Implementation:Datahub project Datahub Proto2DataHub RestEmitter Emit
| Field | Value |
|---|---|
| Implementation Name | Proto2DataHub_RestEmitter_Emit |
| Type | API Doc |
| Workflow | Protobuf_Schema_Ingestion |
| Repository | https://github.com/datahub-project/datahub |
| Implements | Principle:Datahub_project_Datahub_Protobuf_Metadata_Emission |
| Last Updated | 2026-02-09 17:00 GMT |
Overview
Description
Proto2DataHub RestEmitter Emit documents the emission loop within the Proto2DataHub.main method that iterates over all Metadata Change Proposals produced by ProtobufDataset.getAllMetadataChangeProposals() and sends each one to DataHub using the RestEmitter.emit() method from the DataHub Java SDK. This is the final stage of the protobuf ingestion pipeline, where schema-derived metadata is persisted in the DataHub backend.
The emission uses the Emitter interface, which abstracts over the RestEmitter (HTTP REST transport) and FileEmitter (local file transport) implementations. Each MCP is emitted synchronously, with the future's .get() call blocking until the server acknowledges receipt.
Usage
The emission loop runs automatically as part of the Proto2DataHub.main method. It is not typically called directly by users, but understanding the emission pattern is important for debugging ingestion failures and monitoring pipeline throughput.
Code Reference
Source Location
metadata-integration/java/datahub-protobuf/src/main/java/datahub/protobuf/Proto2DataHub.java, lines 80-441.
The core emission loop is at lines 359-407:
filePathStream.forEach(
filePath -> {
totalFiles.incrementAndGet();
try {
String textSchema = Files.readString(filePath);
ProtobufDataset dataset = ProtobufDataset.builder()
.setDataPlatformUrn(new DataPlatformUrn(config.dataPlatform))
.setProtocIn(new FileInputStream(config.protoc))
.setEnableProtocCustomProperty(config.enableProtocCustomProperty)
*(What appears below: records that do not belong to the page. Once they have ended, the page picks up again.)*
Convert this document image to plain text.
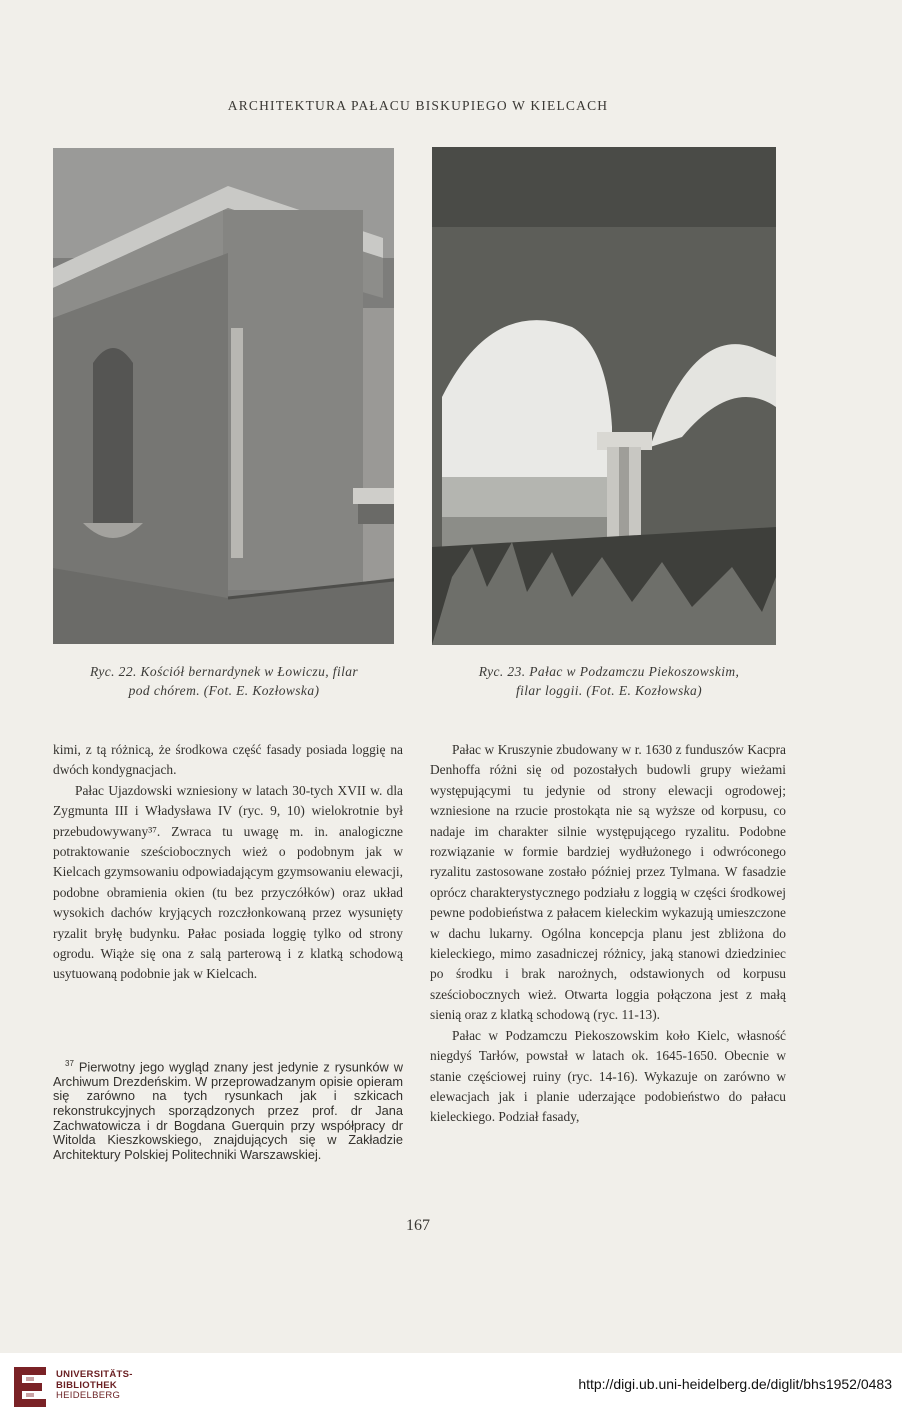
ARCHITEKTURA PAŁACU BISKUPIEGO W KIELCACH
Ryc. 22. Kościół bernardynek w Łowiczu, filar
pod chórem. (Fot. E. Kozłowska)
Ryc. 23. Pałac w Podzamczu Piekoszowskim,
filar loggii. (Fot. E. Kozłowska)

kimi, z tą różnicą, że środkowa część fasady posiada loggię na dwóch kondygnacjach.

Pałac Ujazdowski wzniesiony w latach 30-tych XVII w. dla Zygmunta III i Władysława IV (ryc. 9, 10) wielokrotnie był przebudowywany³⁷. Zwraca tu uwagę m. in. analogiczne potraktowanie sześciobocznych wież o podobnym jak w Kielcach gzymsowaniu odpowiadającym gzymsowaniu elewacji, podobne obramienia okien (tu bez przyczółków) oraz układ wysokich dachów kryjących rozczłonkowaną przez wysunięty ryzalit bryłę budynku. Pałac posiada loggię tylko od strony ogrodu. Wiąże się ona z salą parterową i z klatką schodową usytuowaną podobnie jak w Kielcach.

$^{37}$ Pierwotny jego wygląd znany jest jedynie z rysunków w Archiwum Drezdeńskim. W przeprowadzanym opisie opieram się zarówno na tych rysunkach jak i szkicach rekonstrukcyjnych sporządzonych przez prof. dr Jana Zachwatowicza i dr Bogdana Guerquin przy współpracy dr Witolda Kieszkowskiego, znajdujących się w Zakładzie Architektury Polskiej Politechniki Warszawskiej.

Pałac w Kruszynie zbudowany w r. 1630 z funduszów Kacpra Denhoffa różni się od pozostałych budowli grupy wieżami występującymi tu jedynie od strony elewacji ogrodowej; wzniesione na rzucie prostokąta nie są wyższe od korpusu, co nadaje im charakter silnie występującego ryzalitu. Podobne rozwiązanie w formie bardziej wydłużonego i odwróconego ryzalitu zastosowane zostało później przez Tylmana. W fasadzie oprócz charakterystycznego podziału z loggią w części środkowej pewne podobieństwa z pałacem kieleckim wykazują umieszczone w dachu lukarny. Ogólna koncepcja planu jest zbliżona do kieleckiego, mimo zasadniczej różnicy, jaką stanowi dziedziniec po środku i brak narożnych, odstawionych od korpusu sześciobocznych wież. Otwarta loggia połączona jest z małą sienią oraz z klatką schodową (ryc. 11-13).

Pałac w Podzamczu Piekoszowskim koło Kielc, własność niegdyś Tarłów, powstał w latach ok. 1645-1650. Obecnie w stanie częściowej ruiny (ryc. 14-16). Wykazuje on zarówno w elewacjach jak i planie uderzające podobieństwo do pałacu kieleckiego. Podział fasady,

167
UNIVERSITÄTS-
BIBLIOTHEK
HEIDELBERG
http://digi.ub.uni-heidelberg.de/diglit/bhs1952/0483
.setFilename(filePath.toString())
.setSchema(textSchema)
.setAuditStamp(auditStamp)
.setFabricType(config.fabricType)
.setGithubOrganization(config.githubOrg)
.setSlackTeamId(config.slackId)
.setSubType(config.subType)
.setMessageName(config.messageName)
.build();
dataset.getAllMetadataChangeProposals()
.flatMap(Collection::stream)
.forEach(mcpw -> {
try {
finalEmitter.emit(mcpw, null).get();
totalEvents.getAndIncrement();
} catch (Exception e) {
throw new RuntimeException(e);
}
});
} catch (Exception e) {
// Error handling with exit code tracking
}
});
Signature
Emitter interface (from DataHub Java SDK):
public interface Emitter {
Future<MetadataWriteResponse> emit(
MetadataChangeProposalWrapper mcpw,
Callback callback
) throws IOException;
void close() throws IOException;
}
RestEmitter factory (from DataHub Java SDK):
public class RestEmitter implements Emitter {
public static RestEmitter create(
Consumer<RestEmitterConfig.RestEmitterConfigBuilder> builderFunc
)
}
Import
import datahub.client.Emitter;
import datahub.client.rest.RestEmitter;
import datahub.client.file.FileEmitter;
import datahub.client.file.FileEmitterConfig;
import datahub.event.MetadataChangeProposalWrapper;
I/O Contract
| Direction | Type | Description |
|---|---|---|
| Input | MetadataChangeProposalWrapper |
A single MCP wrapping an aspect (e.g., SchemaMetadata, Ownership, GlobalTags) with entity URN, change type, and aspect name. |
| Input | Callback (nullable) |
Optional callback for async notification. Passed as null in Proto2DataHub since .get() is used for synchronous blocking.
|
| Output | Future<MetadataWriteResponse> |
A future that resolves to the server's response. The .get() call blocks until the MCP is acknowledged.
|
Emitter Instantiation by Transport
| Transport | Emitter Creation | Configuration |
|---|---|---|
rest |
RestEmitter.create(b -> b.server(config.datahubAPI).token(config.datahubToken)) |
Server URL and auth token. |
file |
new FileEmitter(FileEmitterConfig.builder().fileName(config.filename).build()) |
Output file path. |
kafka |
Not yet implemented | Throws UnsupportedOperationException.
|
Status Tracking
| Counter | Type | Description |
|---|---|---|
totalEvents |
AtomicInteger |
Incremented after each successful emit().get() call. Reports total MCPs emitted.
|
totalFiles |
AtomicInteger |
Incremented at the start of processing each file. Reports total files attempted. |
exitCode |
AtomicInteger |
Set to 1 if any file processing fails. Remains 0 on full success.
|
Usage Examples
REST Emission (Default)
java -jar datahub-protobuf.jar \
--descriptor schemas/events.protoc \
--file schemas/events.proto \
--datahub_api http://datahub-gms:8080 \
--datahub_token mytoken123
Output on success:
Successfully emitted 12 events for 1 files to DataHub REST
File Emission for Offline Processing
java -jar datahub-protobuf.jar \
--descriptor schemas/all.dsc \
--directory ./schemas \
--transport file \
--filename mcps_output.json
Output on success:
Successfully emitted 156 events for 13 files to DataHub FILE
Programmatic Emission (Java SDK)
import datahub.client.rest.RestEmitter;
import datahub.event.MetadataChangeProposalWrapper;
// Create emitter
RestEmitter emitter = RestEmitter.create(b ->
b.server("http://datahub-gms:8080").token("mytoken"));
try {
// Build ProtobufDataset (see ProtobufDataset_Builder)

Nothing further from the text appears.